VinFast Delays Production After North Carolina Seizes Property for Factory Site

1. Srpen 2024 v 20:55
A VinFast VF8 electric vehicle on display. | Nancy Kaszerman/ZUMAPRESS/Newscom

VinFast, a Vietnamese automaker that builds electric vehicles, announced in July that it would not begin production at its North Carolina plant for another four years. While the news is certainly a setback, the disappointment is compounded by the fact that the state is trying to bulldoze a number of private homes, and a church, to make the project happen.

In March 2022, North Carolina Gov. Roy Cooper announced that VinFast would build its first North American plant in Chatham County. The company would spend $4 billion and create 7,500 jobs, with production from the completed factory set to begin in July 2024. At its peak, the facility would be capable of producing 150,000 vehicles per year.

In exchange, North Carolina lawmakers agreed to give the company $1.25 billion in incentives, including $450 million for infrastructure, including "roadway improvements" and building out the water and sewer capacity; $400 million from the county; and a $316 million state grant paid out over 32 years, linked to the company's job creation promises. In effect, North Carolina taxpayers would be financing over 30 percent of the project.

President Joe Biden called the project "the latest example of my economic strategy at work." CNBC lauded the state's Democratic governor and Republican Legislature for "managing to put aside their very deep political divisions to boost business and the economy" when it named North Carolina America's Top State for Business.

But within two years, the deal was on shaky ground. The company announced in March 2023 that it would not be able to begin production at the factory until at least 2025 "because we need more time to complete administrative procedures," according to a company spokesperson.

Then in July 2024, in a press release about manufacturing output in the previous quarter, VinFast announced that it had "made the strategic decision to adjust the timeline for the launch of its North Carolina manufacturing facility, which is now expected to begin production in 2028," in order to "optimize its capital allocation and manage its short-term spending more effectively."

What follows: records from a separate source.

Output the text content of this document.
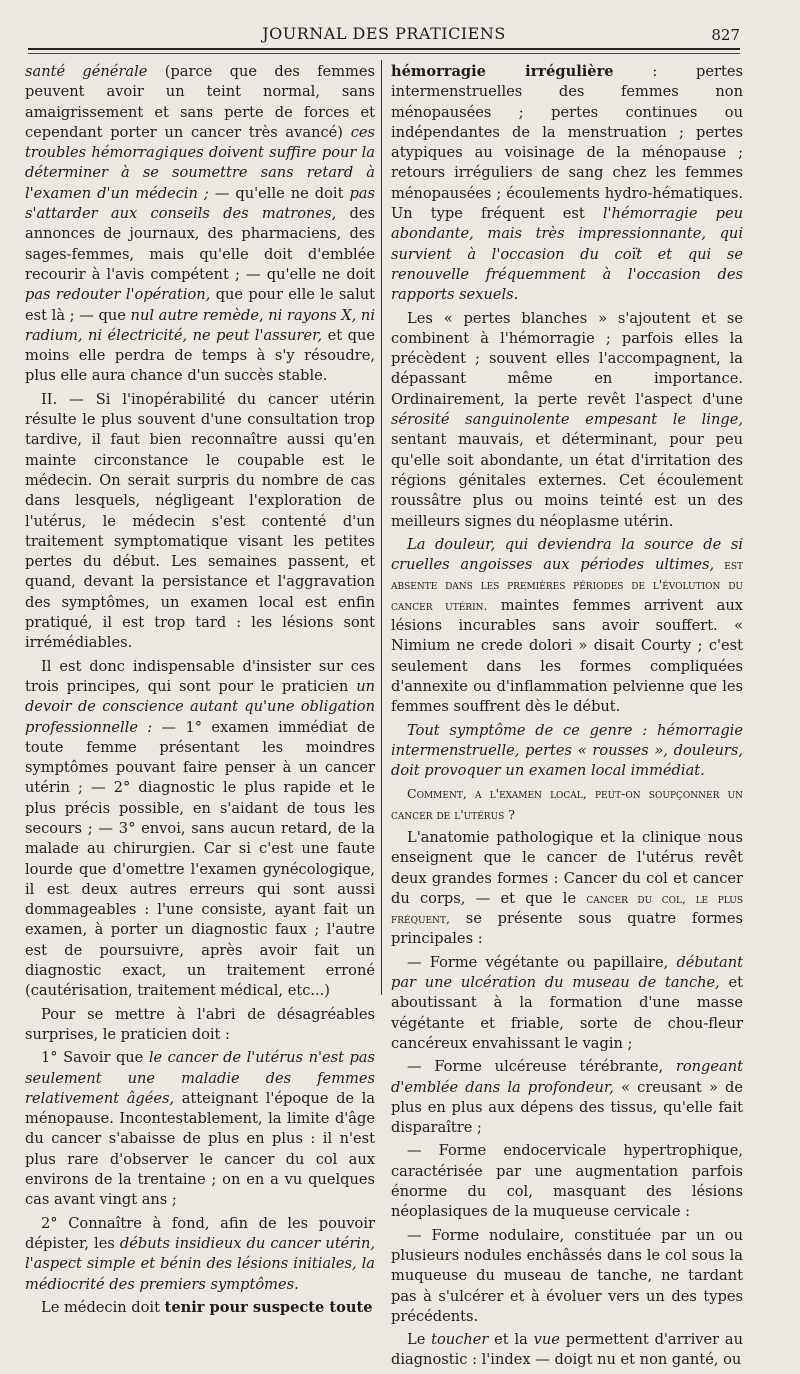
JOURNAL DES PRATICIENS	827

santé générale (parce que des femmes peuvent avoir un teint normal, sans amaigrissement et sans perte de forces et cependant porter un cancer très avancé) ces troubles hémorragiques doivent suffire pour la déterminer à se soumettre sans retard à l'examen d'un médecin ; — qu'elle ne doit pas s'attarder aux conseils des matrones, des annonces de journaux, des pharmaciens, des sages-femmes, mais qu'elle doit d'emblée recourir à l'avis compétent ; — qu'elle ne doit pas redouter l'opération, que pour elle le salut est là ; — que nul autre remède, ni rayons X, ni radium, ni électricité, ne peut l'assurer, et que moins elle perdra de temps à s'y résoudre, plus elle aura chance d'un succès stable.

II. — Si l'inopérabilité du cancer utérin résulte le plus souvent d'une consultation trop tardive, il faut bien reconnaître aussi qu'en mainte circonstance le coupable est le médecin. On serait surpris du nombre de cas dans lesquels, négligeant l'exploration de l'utérus, le médecin s'est contenté d'un traitement symptomatique visant les petites pertes du début. Les semaines passent, et quand, devant la persistance et l'aggravation des symptômes, un examen local est enfin pratiqué, il est trop tard : les lésions sont irrémédiables.

Il est donc indispensable d'insister sur ces trois principes, qui sont pour le praticien un devoir de conscience autant qu'une obligation professionnelle : — 1° examen immédiat de toute femme présentant les moindres symptômes pouvant faire penser à un cancer utérin ; — 2° diagnostic le plus rapide et le plus précis possible, en s'aidant de tous les secours ; — 3° envoi, sans aucun retard, de la malade au chirurgien. Car si c'est une faute lourde que d'omettre l'examen gynécologique, il est deux autres erreurs qui sont aussi dommageables : l'une consiste, ayant fait un examen, à porter un diagnostic faux ; l'autre est de poursuivre, après avoir fait un diagnostic exact, un traitement erroné (cautérisation, traitement médical, etc...)

Pour se mettre à l'abri de désagréables surprises, le praticien doit :

1° Savoir que le cancer de l'utérus n'est pas seulement une maladie des femmes relativement âgées, atteignant l'époque de la ménopause. Incontestablement, la limite d'âge du cancer s'abaisse de plus en plus : il n'est plus rare d'observer le cancer du col aux environs de la trentaine ; on en a vu quelques cas avant vingt ans ;

2° Connaître à fond, afin de les pouvoir dépister, les débuts insidieux du cancer utérin, l'aspect simple et bénin des lésions initiales, la médiocrité des premiers symptômes.

Le médecin doit tenir pour suspecte toute

hémorragie irrégulière : pertes intermenstruelles des femmes non ménopausées ; pertes continues ou indépendantes de la menstruation ; pertes atypiques au voisinage de la ménopause ; retours irréguliers de sang chez les femmes ménopausées ; écoulements hydro-hématiques. Un type fréquent est l'hémorragie peu abondante, mais très impressionnante, qui survient à l'occasion du coït et qui se renouvelle fréquemment à l'occasion des rapports sexuels.

Les « pertes blanches » s'ajoutent et se combinent à l'hémorragie ; parfois elles la précèdent ; souvent elles l'accompagnent, la dépassant même en importance. Ordinairement, la perte revêt l'aspect d'une sérosité sanguinolente empesant le linge, sentant mauvais, et déterminant, pour peu qu'elle soit abondante, un état d'irritation des régions génitales externes. Cet écoulement roussâtre plus ou moins teinté est un des meilleurs signes du néoplasme utérin.

La douleur, qui deviendra la source de si cruelles angoisses aux périodes ultimes, est absente dans les premières périodes de l'évolution du cancer utérin. maintes femmes arrivent aux lésions incurables sans avoir souffert. « Nimium ne crede dolori » disait Courty ; c'est seulement dans les formes compliquées d'annexite ou d'inflammation pelvienne que les femmes souffrent dès le début.

Tout symptôme de ce genre : hémorragie intermenstruelle, pertes « rousses », douleurs, doit provoquer un examen local immédiat.

Comment, a l'examen local, peut-on soupçonner un cancer de l'utérus ?

L'anatomie pathologique et la clinique nous enseignent que le cancer de l'utérus revêt deux grandes formes : Cancer du col et cancer du corps, — et que le cancer du col, le plus fréquent, se présente sous quatre formes principales :

— Forme végétante ou papillaire, débutant par une ulcération du museau de tanche, et aboutissant à la formation d'une masse végétante et friable, sorte de chou-fleur cancéreux envahissant le vagin ;

— Forme ulcéreuse térébrante, rongeant d'emblée dans la profondeur, « creusant » de plus en plus aux dépens des tissus, qu'elle fait disparaître ;

— Forme endocervicale hypertrophique, caractérisée par une augmentation parfois énorme du col, masquant des lésions néoplasiques de la muqueuse cervicale :

— Forme nodulaire, constituée par un ou plusieurs nodules enchâssés dans le col sous la muqueuse du museau de tanche, ne tardant pas à s'ulcérer et à évoluer vers un des types précédents.

Le toucher et la vue permettent d'arriver au diagnostic : l'index — doigt nu et non ganté, ou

While this is disappointing news for many—company executives, shareholders, North Carolina state officials—it's worse for residents in the area.

Many of the state and county incentives are dependent upon VinFast meeting certain metrics: While the state doled out $125 million to reimburse the company for site preparation costs, it can claw back that entire amount if VinFast fails to hire at least 3,875 people—just over 50 percent of the required total. There are further clawback provisions if it doesn't hire at least 6,000 people and doesn't invest at least $2 billion into the project.

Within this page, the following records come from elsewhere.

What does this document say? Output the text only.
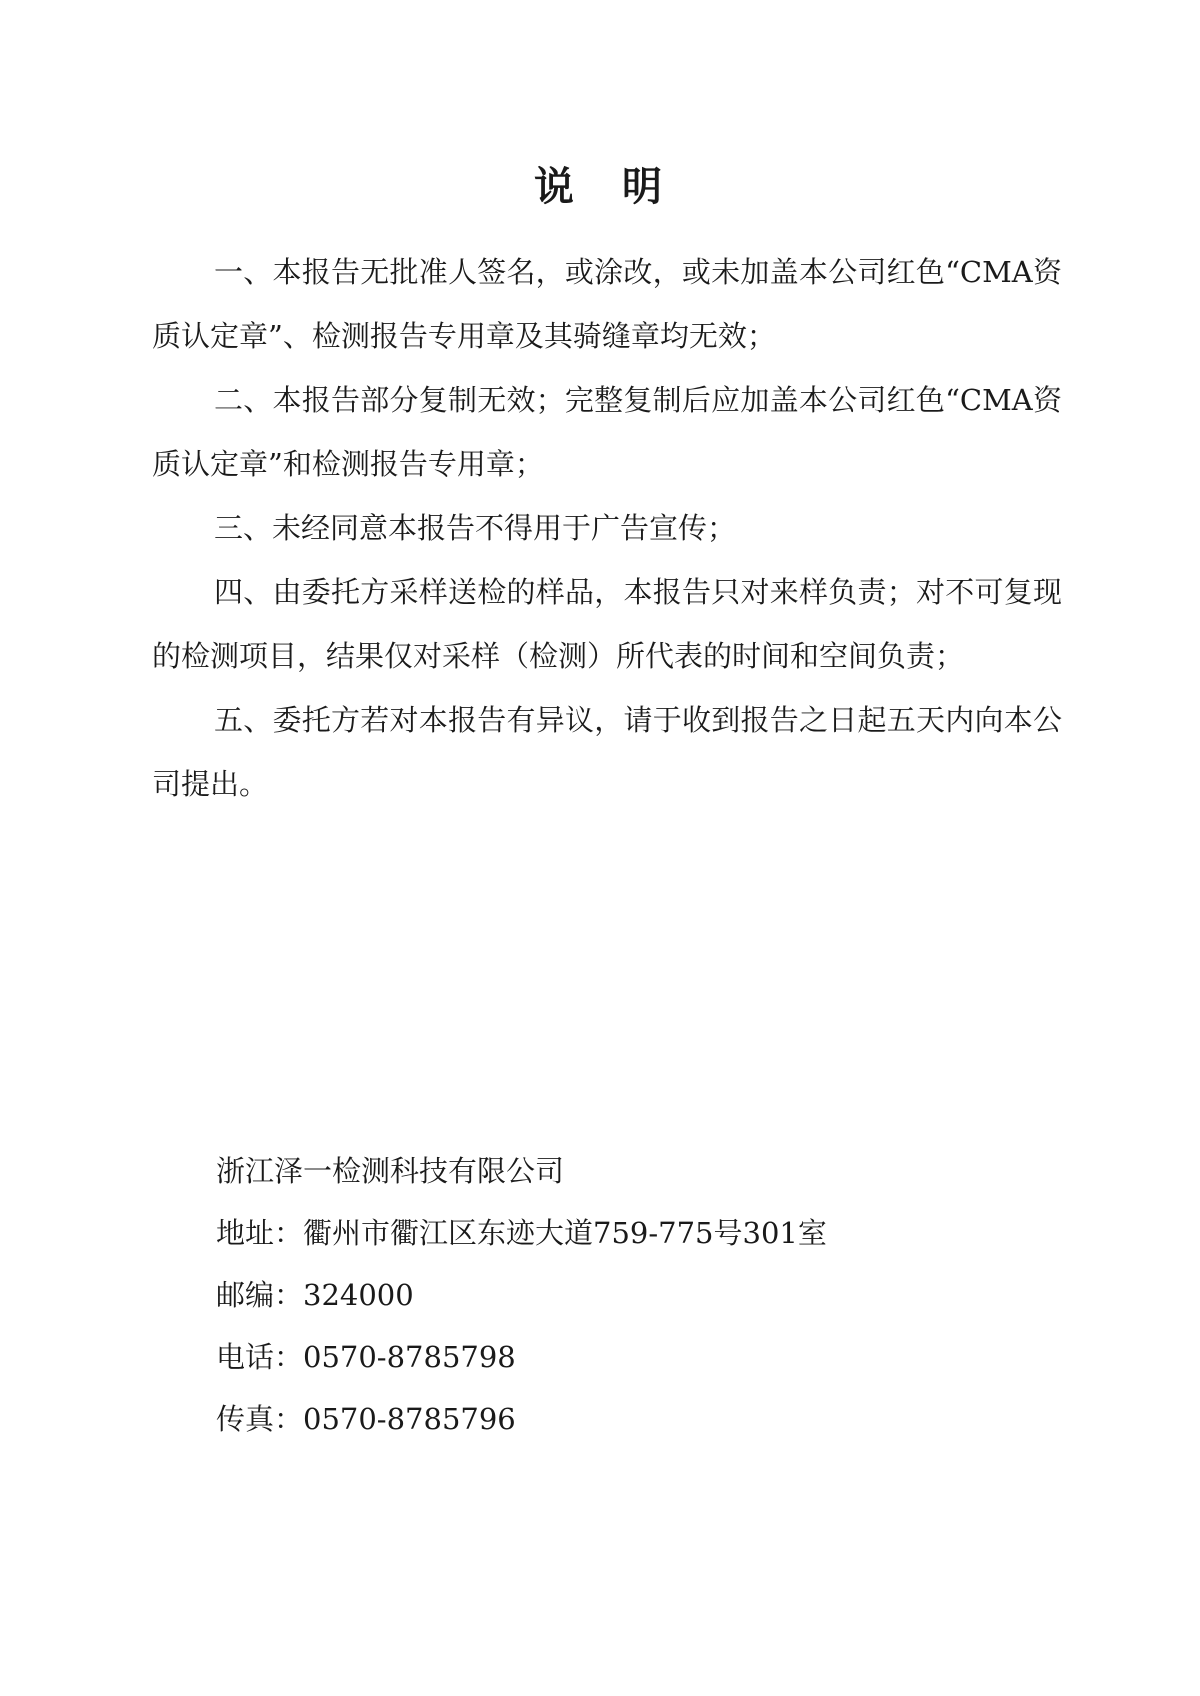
说　明

一、本报告无批准人签名，或涂改，或未加盖本公司红色“CMA资质认定章”、检测报告专用章及其骑缝章均无效；

二、本报告部分复制无效；完整复制后应加盖本公司红色“CMA资质认定章”和检测报告专用章；

三、未经同意本报告不得用于广告宣传；

四、由委托方采样送检的样品，本报告只对来样负责；对不可复现的检测项目，结果仅对采样（检测）所代表的时间和空间负责；

五、委托方若对本报告有异议，请于收到报告之日起五天内向本公司提出。

浙江泽一检测科技有限公司

地址：衢州市衢江区东迹大道759-775号301室

邮编：324000

电话：0570-8785798

传真：0570-8785796
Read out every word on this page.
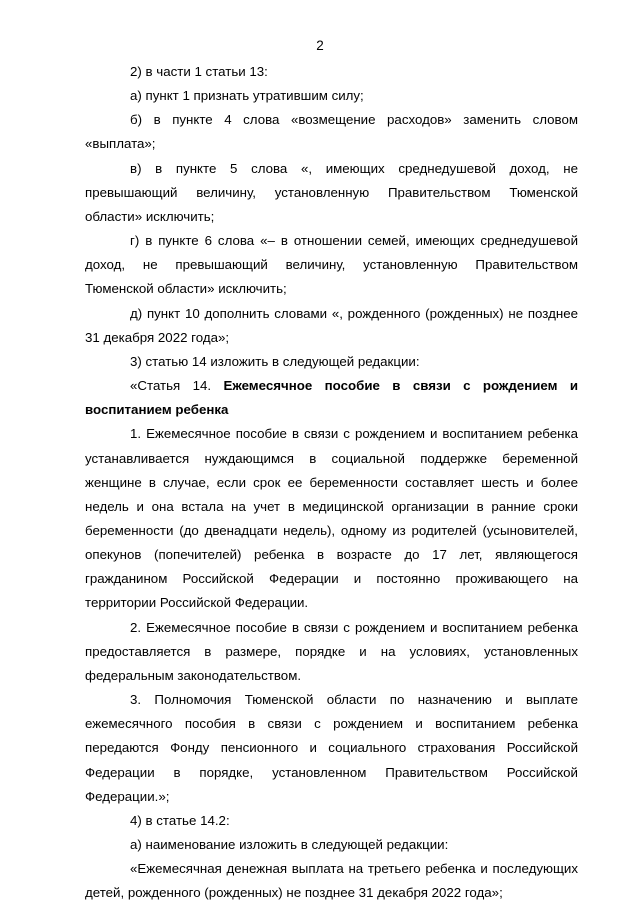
2

2) в части 1 статьи 13:

а) пункт 1 признать утратившим силу;

б) в пункте 4 слова «возмещение расходов» заменить словом «выплата»;

в) в пункте 5 слова «, имеющих среднедушевой доход, не превышающий величину, установленную Правительством Тюменской области» исключить;

г) в пункте 6 слова «– в отношении семей, имеющих среднедушевой доход, не превышающий величину, установленную Правительством Тюменской области» исключить;

д) пункт 10 дополнить словами «, рожденного (рожденных) не позднее 31 декабря 2022 года»;

3) статью 14 изложить в следующей редакции:

«Статья 14. Ежемесячное пособие в связи с рождением и воспитанием ребенка

1. Ежемесячное пособие в связи с рождением и воспитанием ребенка устанавливается нуждающимся в социальной поддержке беременной женщине в случае, если срок ее беременности составляет шесть и более недель и она встала на учет в медицинской организации в ранние сроки беременности (до двенадцати недель), одному из родителей (усыновителей, опекунов (попечителей) ребенка в возрасте до 17 лет, являющегося гражданином Российской Федерации и постоянно проживающего на территории Российской Федерации.

2. Ежемесячное пособие в связи с рождением и воспитанием ребенка предоставляется в размере, порядке и на условиях, установленных федеральным законодательством.

3. Полномочия Тюменской области по назначению и выплате ежемесячного пособия в связи с рождением и воспитанием ребенка передаются Фонду пенсионного и социального страхования Российской Федерации в порядке, установленном Правительством Российской Федерации.»;

4) в статье 14.2:

а) наименование изложить в следующей редакции:

«Ежемесячная денежная выплата на третьего ребенка и последующих детей, рожденного (рожденных) не позднее 31 декабря 2022 года»;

But even if the deal falls apart and the state gets its money back, some things can't be undone. As part of the deal, the North Carolina Department of Transportation (NCDOT) would conduct "roadway improvements" at the future site of the facility. As detailed in an August 2022 project overview, "private property is needed to construct the improvements proposed by the roadway project." And while the NCDOT "works to minimize impacts such as the number of homes and businesses displaced by a road project, some impacts are unavoidable."

In total, the state expected that the roadwork would "impact" five businesses, 27 homes, and Merry Oaks Baptist Church, which had stood since 1888. This meant the state was authorized to purchase the properties from the owners—or if the owners refused to sell, the state could simply take the properties through eminent domain.

Eminent domain, authorized by the Takings Clause of the Fifth Amendment, allows government entities to seize private property for public use, as long as the owner receives "just compensation." Of course, the only thing that separates this from a normal real estate transaction is that the use of eminent domain implies that the property owner did not want to sell but was forced to anyway.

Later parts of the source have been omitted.